On Saturday, Arsenal plays at Manchester City. It’s entirely possible it could lose even if it plays well, and there’s been nothing so far to suggest it is likely to play well. If it does lose, that will be three defeats in a row to start the Premier League season before heading into the international break. The cycle is repeating again.
It has been 20 months since Unai Emery was sacked as a figure of widespread derision. Players, we were told, struggled to understand his tactical instructions. His record at Spartak Moscow and Paris Saint-Germain was held against him. Here was a manager, it was said (not entirely unreasonably), who was fine for an upper mid-table Spanish side but struggled everywhere else. And yet he has a higher win percentage at Arsenal than Mikel Arteta, the manager who replaced him.

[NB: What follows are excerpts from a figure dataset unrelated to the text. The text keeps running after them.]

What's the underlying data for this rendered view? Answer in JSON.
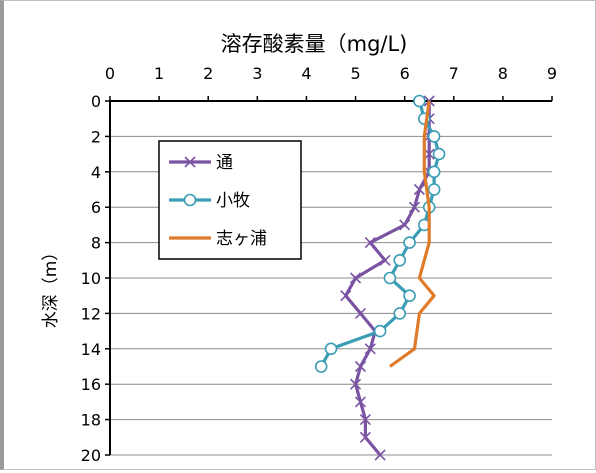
{
  "chart_data": {
    "type": "line",
    "title": "溶存酸素量（mg/L)",
    "xlabel": "",
    "ylabel": "水深（m）",
    "xlim": [
      0,
      9
    ],
    "ylim": [
      0,
      20
    ],
    "x_ticks": [
      "0",
      "1",
      "2",
      "3",
      "4",
      "5",
      "6",
      "7",
      "8",
      "9"
    ],
    "y_ticks": [
      "0",
      "2",
      "4",
      "6",
      "8",
      "10",
      "12",
      "14",
      "16",
      "18",
      "20"
    ],
    "y_inverted": true,
    "x_axis_position": "top",
    "grid": "horizontal",
    "legend_position": "upper-left",
    "series": [
      {
        "name": "通",
        "color": "#7a54a3",
        "marker": "x",
        "points": [
          {
            "depth": 0,
            "do": 6.5
          },
          {
            "depth": 1,
            "do": 6.5
          },
          {
            "depth": 2,
            "do": 6.5
          },
          {
            "depth": 3,
            "do": 6.5
          },
          {
            "depth": 4,
            "do": 6.5
          },
          {
            "depth": 5,
            "do": 6.3
          },
          {
            "depth": 6,
            "do": 6.2
          },
          {
            "depth": 7,
            "do": 6.0
          },
          {
            "depth": 8,
            "do": 5.3
          },
          {
            "depth": 9,
            "do": 5.6
          },
          {
            "depth": 10,
            "do": 5.0
          },
          {
            "depth": 11,
            "do": 4.8
          },
          {
            "depth": 12,
            "do": 5.1
          },
          {
            "depth": 13,
            "do": 5.4
          },
          {
            "depth": 14,
            "do": 5.3
          },
          {
            "depth": 15,
            "do": 5.1
          },
          {
            "depth": 16,
            "do": 5.0
          },
          {
            "depth": 17,
            "do": 5.1
          },
          {
            "depth": 18,
            "do": 5.2
          },
          {
            "depth": 19,
            "do": 5.2
          },
          {
            "depth": 20,
            "do": 5.5
          }
        ]
      },
      {
        "name": "小牧",
        "color": "#3a9cb5",
        "marker": "circle",
        "points": [
          {
            "depth": 0,
            "do": 6.3
          },
          {
            "depth": 1,
            "do": 6.4
          },
          {
            "depth": 2,
            "do": 6.6
          },
          {
            "depth": 3,
            "do": 6.7
          },
          {
            "depth": 4,
            "do": 6.6
          },
          {
            "depth": 5,
            "do": 6.6
          },
          {
            "depth": 6,
            "do": 6.5
          },
          {
            "depth": 7,
            "do": 6.4
          },
          {
            "depth": 8,
            "do": 6.1
          },
          {
            "depth": 9,
            "do": 5.9
          },
          {
            "depth": 10,
            "do": 5.7
          },
          {
            "depth": 11,
            "do": 6.1
          },
          {
            "depth": 12,
            "do": 5.9
          },
          {
            "depth": 13,
            "do": 5.5
          },
          {
            "depth": 14,
            "do": 4.5
          },
          {
            "depth": 15,
            "do": 4.3
          }
        ]
      },
      {
        "name": "志ヶ浦",
        "color": "#e07b2a",
        "marker": "none",
        "points": [
          {
            "depth": 0,
            "do": 6.5
          },
          {
            "depth": 2,
            "do": 6.4
          },
          {
            "depth": 4,
            "do": 6.4
          },
          {
            "depth": 6,
            "do": 6.5
          },
          {
            "depth": 8,
            "do": 6.5
          },
          {
            "depth": 10,
            "do": 6.3
          },
          {
            "depth": 11,
            "do": 6.6
          },
          {
            "depth": 12,
            "do": 6.3
          },
          {
            "depth": 14,
            "do": 6.2
          },
          {
            "depth": 15,
            "do": 5.7
          }
        ]
      }
    ]
  }
}
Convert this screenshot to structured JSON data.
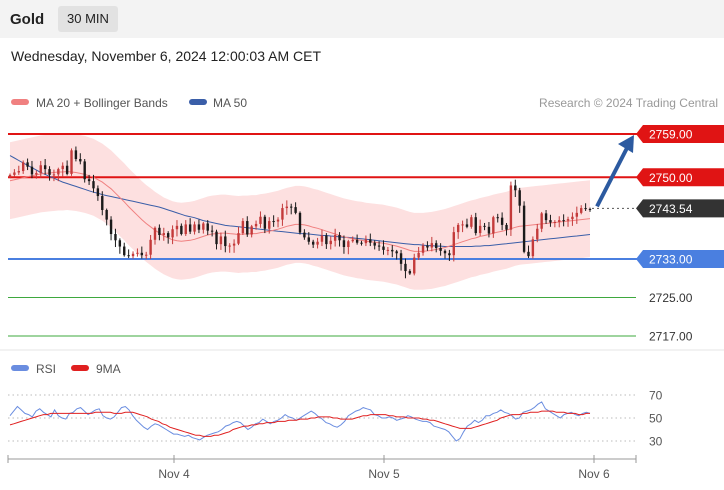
{
  "header": {
    "symbol": "Gold",
    "timeframe": "30 MIN",
    "datetime": "Wednesday, November 6, 2024 12:00:03 AM CET"
  },
  "legend": {
    "ma20": "MA 20 + Bollinger Bands",
    "ma50": "MA 50",
    "credit": "Research © 2024 Trading Central",
    "rsi": "RSI",
    "rsi_ma": "9MA"
  },
  "colors": {
    "resistance": "#e01414",
    "support": "#4a7fe0",
    "target": "#3ea83e",
    "bull_candle": "#c43a3a",
    "bear_candle": "#1a1a1a",
    "ma20": "#f08080",
    "ma50": "#3a5ea8",
    "bollinger_fill": "#fde0e0",
    "rsi": "#6a8de0",
    "rsi_ma": "#e02020",
    "arrow": "#2c5aa0",
    "current_price": "#333333"
  },
  "chart_data": {
    "type": "candlestick",
    "x_ticks": [
      "Nov 4",
      "Nov 5",
      "Nov 6"
    ],
    "price_range": [
      2713,
      2762
    ],
    "levels": [
      {
        "label": "2759.00",
        "value": 2759.0,
        "kind": "resistance"
      },
      {
        "label": "2750.00",
        "value": 2750.0,
        "kind": "resistance"
      },
      {
        "label": "2743.54",
        "value": 2743.54,
        "kind": "current"
      },
      {
        "label": "2733.00",
        "value": 2733.0,
        "kind": "support"
      },
      {
        "label": "2725.00",
        "value": 2725.0,
        "kind": "target"
      },
      {
        "label": "2717.00",
        "value": 2717.0,
        "kind": "target"
      }
    ],
    "projection": {
      "from": 2743.54,
      "to": 2759.0
    },
    "price_series": [
      2750.5,
      2751.0,
      2751.3,
      2753.1,
      2752.2,
      2750.6,
      2750.9,
      2752.5,
      2751.7,
      2750.5,
      2750.6,
      2751.7,
      2752.4,
      2750.7,
      2755.6,
      2753.8,
      2753.3,
      2749.6,
      2749.2,
      2747.7,
      2746.1,
      2743.2,
      2741.2,
      2738.2,
      2736.9,
      2735.6,
      2733.8,
      2733.6,
      2734.1,
      2734.3,
      2733.8,
      2733.9,
      2737.0,
      2739.5,
      2738.0,
      2738.4,
      2737.5,
      2739.2,
      2739.9,
      2738.2,
      2740.2,
      2738.7,
      2740.2,
      2739.1,
      2740.4,
      2738.9,
      2738.7,
      2736.1,
      2737.7,
      2735.7,
      2735.8,
      2736.2,
      2738.4,
      2740.9,
      2738.1,
      2739.8,
      2740.3,
      2741.8,
      2739.3,
      2740.9,
      2740.8,
      2741.2,
      2743.6,
      2743.9,
      2743.8,
      2742.6,
      2738.5,
      2737.5,
      2736.6,
      2736.0,
      2736.6,
      2737.9,
      2736.1,
      2736.8,
      2738.0,
      2736.9,
      2735.5,
      2736.7,
      2737.0,
      2736.4,
      2736.3,
      2737.1,
      2736.4,
      2735.8,
      2735.6,
      2734.9,
      2734.9,
      2734.6,
      2734.2,
      2732.0,
      2730.5,
      2730.0,
      2733.3,
      2734.3,
      2735.8,
      2735.4,
      2736.3,
      2735.3,
      2734.7,
      2734.2,
      2733.8,
      2738.6,
      2740.1,
      2740.2,
      2739.7,
      2741.7,
      2738.4,
      2739.9,
      2739.7,
      2738.3,
      2741.7,
      2741.6,
      2740.1,
      2739.1,
      2748.3,
      2747.3,
      2744.1,
      2734.5,
      2733.6,
      2737.1,
      2739.3,
      2742.5,
      2741.1,
      2740.6,
      2740.7,
      2741.1,
      2741.0,
      2741.3,
      2741.8,
      2742.6,
      2743.6,
      2743.4,
      2743.3
    ],
    "ma20_series": [
      2749.3,
      2749.5,
      2749.7,
      2749.9,
      2750.1,
      2750.3,
      2750.5,
      2750.7,
      2750.8,
      2750.9,
      2751.0,
      2751.1,
      2751.1,
      2751.2,
      2751.1,
      2751.0,
      2750.8,
      2750.6,
      2750.3,
      2750.0,
      2749.5,
      2749.0,
      2748.3,
      2747.6,
      2746.7,
      2745.8,
      2744.9,
      2743.9,
      2743.0,
      2742.1,
      2741.2,
      2740.4,
      2739.7,
      2739.0,
      2738.4,
      2737.8,
      2737.4,
      2737.0,
      2736.8,
      2736.7,
      2736.8,
      2736.9,
      2737.1,
      2737.4,
      2737.7,
      2738.0,
      2738.2,
      2738.3,
      2738.4,
      2738.4,
      2738.3,
      2738.2,
      2738.1,
      2738.2,
      2738.2,
      2738.3,
      2738.3,
      2738.5,
      2738.6,
      2738.8,
      2739.0,
      2739.2,
      2739.5,
      2739.8,
      2740.0,
      2740.2,
      2740.2,
      2740.1,
      2739.9,
      2739.6,
      2739.4,
      2739.1,
      2738.8,
      2738.5,
      2738.2,
      2737.9,
      2737.6,
      2737.4,
      2737.2,
      2737.0,
      2736.9,
      2736.7,
      2736.6,
      2736.5,
      2736.4,
      2736.3,
      2736.1,
      2735.9,
      2735.7,
      2735.4,
      2735.1,
      2734.8,
      2734.6,
      2734.6,
      2734.6,
      2734.7,
      2734.8,
      2735.0,
      2735.2,
      2735.4,
      2735.7,
      2736.0,
      2736.3,
      2736.6,
      2736.9,
      2737.2,
      2737.4,
      2737.7,
      2737.9,
      2738.1,
      2738.4,
      2738.6,
      2738.8,
      2739.0,
      2739.3,
      2739.6,
      2739.8,
      2739.9,
      2740.0,
      2740.1,
      2740.2,
      2740.3,
      2740.4,
      2740.5,
      2740.6,
      2740.7,
      2740.8,
      2740.9,
      2741.0,
      2741.1,
      2741.2,
      2741.3,
      2741.4
    ],
    "ma50_series": [
      2754.5,
      2754.0,
      2753.5,
      2753.0,
      2752.5,
      2752.0,
      2751.5,
      2751.0,
      2750.6,
      2750.2,
      2749.8,
      2749.4,
      2749.0,
      2748.7,
      2748.4,
      2748.1,
      2747.8,
      2747.5,
      2747.2,
      2746.9,
      2746.7,
      2746.4,
      2746.2,
      2746.0,
      2745.8,
      2745.6,
      2745.4,
      2745.2,
      2745.0,
      2744.8,
      2744.6,
      2744.4,
      2744.2,
      2744.0,
      2743.8,
      2743.5,
      2743.2,
      2742.9,
      2742.6,
      2742.3,
      2742.0,
      2741.8,
      2741.6,
      2741.3,
      2741.0,
      2740.8,
      2740.6,
      2740.4,
      2740.2,
      2740.0,
      2739.9,
      2739.8,
      2739.7,
      2739.6,
      2739.5,
      2739.4,
      2739.3,
      2739.2,
      2739.1,
      2739.0,
      2738.9,
      2738.8,
      2738.7,
      2738.6,
      2738.5,
      2738.4,
      2738.3,
      2738.3,
      2738.2,
      2738.1,
      2738.0,
      2737.9,
      2737.9,
      2737.8,
      2737.7,
      2737.6,
      2737.5,
      2737.5,
      2737.4,
      2737.3,
      2737.2,
      2737.1,
      2737.0,
      2736.9,
      2736.8,
      2736.7,
      2736.6,
      2736.5,
      2736.4,
      2736.3,
      2736.2,
      2736.1,
      2736.0,
      2736.0,
      2735.9,
      2735.8,
      2735.8,
      2735.7,
      2735.7,
      2735.6,
      2735.6,
      2735.6,
      2735.6,
      2735.6,
      2735.6,
      2735.6,
      2735.7,
      2735.7,
      2735.8,
      2735.8,
      2735.9,
      2736.0,
      2736.1,
      2736.2,
      2736.3,
      2736.4,
      2736.5,
      2736.6,
      2736.7,
      2736.8,
      2736.9,
      2737.0,
      2737.1,
      2737.2,
      2737.3,
      2737.4,
      2737.5,
      2737.6,
      2737.7,
      2737.8,
      2737.9,
      2738.0,
      2738.1
    ],
    "bollinger_band_width": 8.0,
    "rsi": {
      "levels": [
        70,
        50,
        30
      ],
      "range": [
        20,
        80
      ],
      "values": [
        52,
        56,
        60,
        57,
        54,
        53,
        51,
        56,
        58,
        55,
        53,
        51,
        57,
        52,
        50,
        49,
        54,
        55,
        58,
        59,
        56,
        53,
        55,
        57,
        58,
        52,
        50,
        49,
        51,
        55,
        59,
        60,
        57,
        52,
        48,
        45,
        42,
        40,
        43,
        45,
        44,
        42,
        40,
        38,
        36,
        36,
        35,
        34,
        35,
        33,
        32,
        31,
        33,
        35,
        36,
        37,
        38,
        40,
        43,
        44,
        46,
        47,
        46,
        43,
        40,
        42,
        45,
        46,
        49,
        47,
        45,
        47,
        48,
        50,
        53,
        51,
        50,
        48,
        50,
        52,
        54,
        56,
        54,
        51,
        49,
        46,
        45,
        43,
        42,
        44,
        47,
        52,
        54,
        56,
        57,
        59,
        58,
        57,
        53,
        52,
        50,
        50,
        51,
        50,
        48,
        49,
        50,
        52,
        51,
        49,
        48,
        47,
        47,
        46,
        43,
        42,
        41,
        40,
        38,
        34,
        30,
        32,
        38,
        43,
        45,
        48,
        46,
        48,
        52,
        52,
        54,
        55,
        57,
        55,
        54,
        52,
        49,
        50,
        55,
        56,
        57,
        59,
        62,
        64,
        58,
        56,
        54,
        52,
        50,
        53,
        54,
        55,
        53,
        52,
        54,
        55,
        54
      ],
      "ma_values": [
        44,
        45,
        46,
        47,
        48,
        49,
        50,
        51,
        52,
        53,
        53,
        54,
        54,
        54,
        54,
        54,
        54,
        54,
        54,
        54,
        54,
        54,
        54,
        55,
        55,
        55,
        55,
        55,
        54,
        54,
        54,
        55,
        55,
        55,
        54,
        53,
        52,
        51,
        49,
        48,
        47,
        45,
        44,
        42,
        41,
        40,
        39,
        38,
        37,
        36,
        35,
        35,
        34,
        34,
        34,
        35,
        35,
        36,
        37,
        38,
        40,
        41,
        42,
        43,
        43,
        44,
        44,
        45,
        45,
        46,
        46,
        46,
        47,
        47,
        47,
        48,
        48,
        48,
        49,
        49,
        49,
        50,
        50,
        51,
        51,
        51,
        51,
        50,
        50,
        49,
        49,
        49,
        49,
        50,
        51,
        52,
        52,
        53,
        53,
        53,
        53,
        53,
        52,
        52,
        51,
        51,
        51,
        50,
        50,
        50,
        50,
        49,
        49,
        48,
        48,
        47,
        46,
        45,
        44,
        43,
        42,
        41,
        41,
        41,
        41,
        42,
        43,
        44,
        45,
        46,
        47,
        48,
        50,
        51,
        52,
        53,
        53,
        53,
        54,
        54,
        55,
        55,
        55,
        56,
        56,
        56,
        56,
        55,
        55,
        55,
        54,
        54,
        54,
        53,
        53,
        54,
        54
      ]
    }
  }
}
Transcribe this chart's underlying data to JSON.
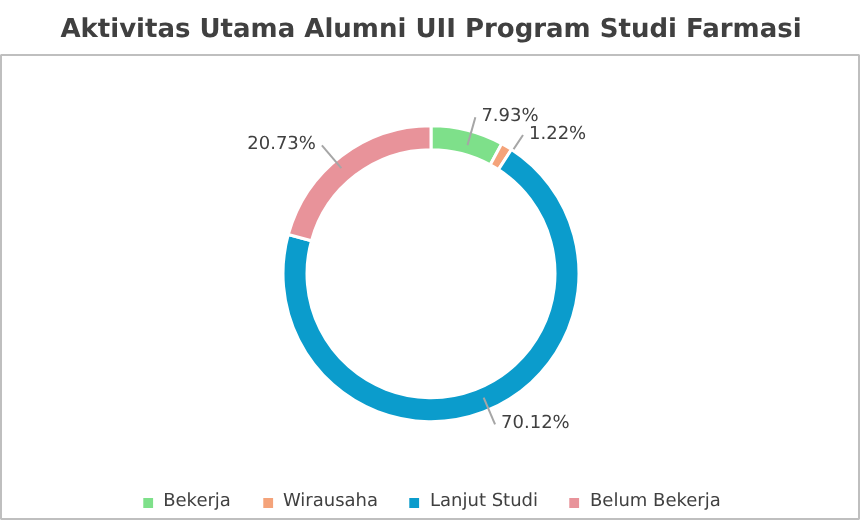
{
  "chart_data": {
    "type": "donut",
    "title": "Aktivitas Utama Alumni UII Program Studi Farmasi",
    "categories": [
      "Bekerja",
      "Wirausaha",
      "Lanjut Studi",
      "Belum Bekerja"
    ],
    "values": [
      7.93,
      1.22,
      70.12,
      20.73
    ],
    "colors": [
      "#7ee08a",
      "#f4a37a",
      "#0b9ccc",
      "#e8939a"
    ],
    "value_labels": [
      "7.93%",
      "1.22%",
      "70.12%",
      "20.73%"
    ],
    "legend": "bottom"
  }
}
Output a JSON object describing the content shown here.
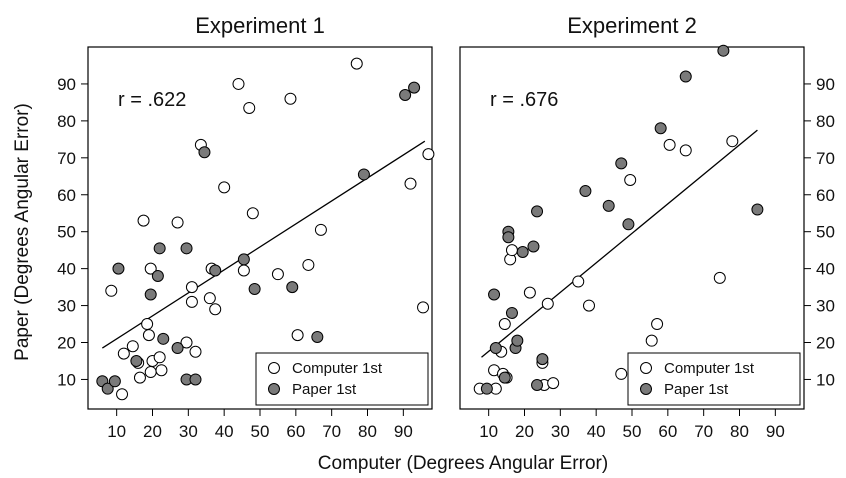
{
  "figure": {
    "x_axis_title": "Computer (Degrees Angular Error)",
    "y_axis_title": "Paper (Degrees Angular Error)"
  },
  "colors": {
    "computer_first_fill": "#ffffff",
    "paper_first_fill": "#7a7a7a",
    "marker_stroke": "#000000",
    "fit_line": "#000000"
  },
  "chart_data": [
    {
      "type": "scatter",
      "title": "Experiment 1",
      "annotation": "r = .622",
      "xlabel": "Computer (Degrees Angular Error)",
      "ylabel": "Paper (Degrees Angular Error)",
      "xlim": [
        2,
        98
      ],
      "ylim": [
        2,
        100
      ],
      "xticks": [
        10,
        20,
        30,
        40,
        50,
        60,
        70,
        80,
        90
      ],
      "yticks": [
        10,
        20,
        30,
        40,
        50,
        60,
        70,
        80,
        90
      ],
      "y_axis_side": "left",
      "legend_position": "bottom-right",
      "grid": false,
      "fit_line": {
        "x": [
          6,
          96
        ],
        "y": [
          18.5,
          74.5
        ]
      },
      "series": [
        {
          "name": "Computer 1st",
          "marker": "open-circle",
          "points": [
            [
              8.5,
              34
            ],
            [
              11.5,
              6
            ],
            [
              12,
              17
            ],
            [
              14.5,
              19
            ],
            [
              16,
              14.5
            ],
            [
              16.5,
              10.5
            ],
            [
              17.5,
              53
            ],
            [
              18.5,
              25
            ],
            [
              19,
              22
            ],
            [
              19.5,
              40
            ],
            [
              19.5,
              12
            ],
            [
              20,
              15
            ],
            [
              22,
              16
            ],
            [
              22.5,
              12.5
            ],
            [
              27,
              52.5
            ],
            [
              29.5,
              20
            ],
            [
              31,
              31
            ],
            [
              31,
              35
            ],
            [
              32,
              17.5
            ],
            [
              33.5,
              73.5
            ],
            [
              36,
              32
            ],
            [
              36.5,
              40
            ],
            [
              37.5,
              29
            ],
            [
              40,
              62
            ],
            [
              44,
              90
            ],
            [
              45.5,
              39.5
            ],
            [
              47,
              83.5
            ],
            [
              48,
              55
            ],
            [
              55,
              38.5
            ],
            [
              58.5,
              86
            ],
            [
              60.5,
              22
            ],
            [
              63.5,
              41
            ],
            [
              67,
              50.5
            ],
            [
              77,
              95.5
            ],
            [
              92,
              63
            ],
            [
              95.5,
              29.5
            ],
            [
              97,
              71
            ]
          ]
        },
        {
          "name": "Paper 1st",
          "marker": "filled-circle",
          "points": [
            [
              6,
              9.5
            ],
            [
              7.5,
              7.5
            ],
            [
              9.5,
              9.5
            ],
            [
              10.5,
              40
            ],
            [
              15.5,
              15
            ],
            [
              19.5,
              33
            ],
            [
              21.5,
              38
            ],
            [
              22,
              45.5
            ],
            [
              23,
              21
            ],
            [
              27,
              18.5
            ],
            [
              29.5,
              10
            ],
            [
              29.5,
              45.5
            ],
            [
              32,
              10
            ],
            [
              34.5,
              71.5
            ],
            [
              37.5,
              39.5
            ],
            [
              45.5,
              42.5
            ],
            [
              48.5,
              34.5
            ],
            [
              59,
              35
            ],
            [
              66,
              21.5
            ],
            [
              79,
              65.5
            ],
            [
              90.5,
              87
            ],
            [
              93,
              89
            ]
          ]
        }
      ]
    },
    {
      "type": "scatter",
      "title": "Experiment 2",
      "annotation": "r = .676",
      "xlabel": "Computer (Degrees Angular Error)",
      "ylabel": "Paper (Degrees Angular Error)",
      "xlim": [
        2,
        98
      ],
      "ylim": [
        2,
        100
      ],
      "xticks": [
        10,
        20,
        30,
        40,
        50,
        60,
        70,
        80,
        90
      ],
      "yticks": [
        10,
        20,
        30,
        40,
        50,
        60,
        70,
        80,
        90
      ],
      "y_axis_side": "right",
      "legend_position": "bottom-right",
      "grid": false,
      "fit_line": {
        "x": [
          8,
          85
        ],
        "y": [
          16,
          77.5
        ]
      },
      "series": [
        {
          "name": "Computer 1st",
          "marker": "open-circle",
          "points": [
            [
              7.5,
              7.5
            ],
            [
              11.5,
              12.5
            ],
            [
              12,
              7.5
            ],
            [
              13.5,
              17.5
            ],
            [
              14,
              11.5
            ],
            [
              14.5,
              25
            ],
            [
              15,
              10.5
            ],
            [
              16,
              42.5
            ],
            [
              16.5,
              45
            ],
            [
              21.5,
              33.5
            ],
            [
              25,
              14.5
            ],
            [
              25.5,
              8.5
            ],
            [
              26.5,
              30.5
            ],
            [
              28,
              9
            ],
            [
              35,
              36.5
            ],
            [
              38,
              30
            ],
            [
              47,
              11.5
            ],
            [
              49.5,
              64
            ],
            [
              55.5,
              20.5
            ],
            [
              57,
              25
            ],
            [
              60.5,
              73.5
            ],
            [
              65,
              72
            ],
            [
              74.5,
              37.5
            ],
            [
              78,
              74.5
            ]
          ]
        },
        {
          "name": "Paper 1st",
          "marker": "filled-circle",
          "points": [
            [
              9.5,
              7.5
            ],
            [
              11.5,
              33
            ],
            [
              12,
              18.5
            ],
            [
              14.5,
              10.5
            ],
            [
              15.5,
              50
            ],
            [
              15.5,
              48.5
            ],
            [
              16.5,
              28
            ],
            [
              17.5,
              18.5
            ],
            [
              18,
              20.5
            ],
            [
              19.5,
              44.5
            ],
            [
              22.5,
              46
            ],
            [
              23.5,
              55.5
            ],
            [
              23.5,
              8.5
            ],
            [
              25,
              15.5
            ],
            [
              37,
              61
            ],
            [
              43.5,
              57
            ],
            [
              47,
              68.5
            ],
            [
              49,
              52
            ],
            [
              58,
              78
            ],
            [
              65,
              92
            ],
            [
              75.5,
              99
            ],
            [
              85,
              56
            ]
          ]
        }
      ]
    }
  ]
}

After 88 games with Arteta on the job, patience is beginning to run out. The return of fans to the Emirates on Sunday meant the return of booing—and the nature of modern football being what it is, that discontent will soon be directed to Arteta. The problem is, there is so much going wrong at Arsenal that working out who is to blame and what might bring an improvement is almost impossible.
Arsenal, really, has been in decline since 2005. The move from Highbury to the Emirates was supposed to increase the club’s commercial potential, almost doubling capacity and offering greatly enhanced corporate facilities. It has done that, but the problem is that while the stadium was being built, investment in the squad was squeezed, and at the same time the economics of the game changed, so that what was required was investment from an oligarch or the sovereign wealth fund of a state.
By the time some money was available for transfers, Arsene Wenger was in his dotage and the decline went on. When Emery got there, the satiation was chaotic. Football had moved on and Arsenal had not. Recruitment was chaotic, and with regular stories of scouts being laid off, that has not improved. This is a club whose four most expensive signings before this summer were an orthodox center forward (Alexandre Lacazette), a No. 10 (Mesut Ozil), and two players at their best starting wide and cutting infield (Pierre-Emerick Aubameyang and Nicolas Pépé). How were those four ever expected to play together? What was the plan?
And as so often happens, decline leads to panic. Ozil and Aubameyang were both given extended contracts after the age of 30. Both then fell dismally out of form. Lucrative deals were given to David Luiz and Willian. Emiliano Martínez was sold to Aston Villa for $20 million last summer, leaving Arsenal short of a backup keeper, and forcing the club to spend $33 million on Aaron Ramsdale. None of it makes any sense.
At least young talents like Bukayo Saka and Emile Smith Rowe offer hope, and the $150 million invested this summer has gone toward players ages 23 and under who can reasonably be expected to have resale value. Yet how much better, for all the obvious talent of Martin Ødegaard and Ben White, they have made Arsenal, though, is debatable. White thrived in a back three at Brighton, but in his first game for Arsenal, away at Brentford, he was part of a back four, where his comparative weakness in the air was brutally exposed. Was no thought given to how he might fit in?
It’s true Arsenal was without nine players against Chelsea on Sunday, but still, its display was limp in a way that was simultaneously inexplicable and entirely characteristic. Defeat felt preordained. The opening goal was the result of dismal defending, the sort of lack of organization that can only expose Arteta to criticism. Pablo Mari got far too tight to Romelu Lukaku so he could be spun easily, and he was then hopelessly outmuscled. Kieran Tierney had clearly been told to tuck in to cover, but nobody moved to protect the channel he had just vacated, leaving Reece James to accelerate forward and cross unhindered. And even then a well-drilled line might have drawn an offside, had Cédric Soares not been loitering four yards behind the rest of the defense.
But these are professionals. They must know such basics. This was more than a failure of organization. It was a failure of spirit. There is a sickness about Arsenal. Minds seem perpetually scrambled. There is no sharpness, no confidence, apparently no willingness to take responsibility.
And while Arteta as manager has to take some of the blame, the problems stretch far into the past and way beyond him.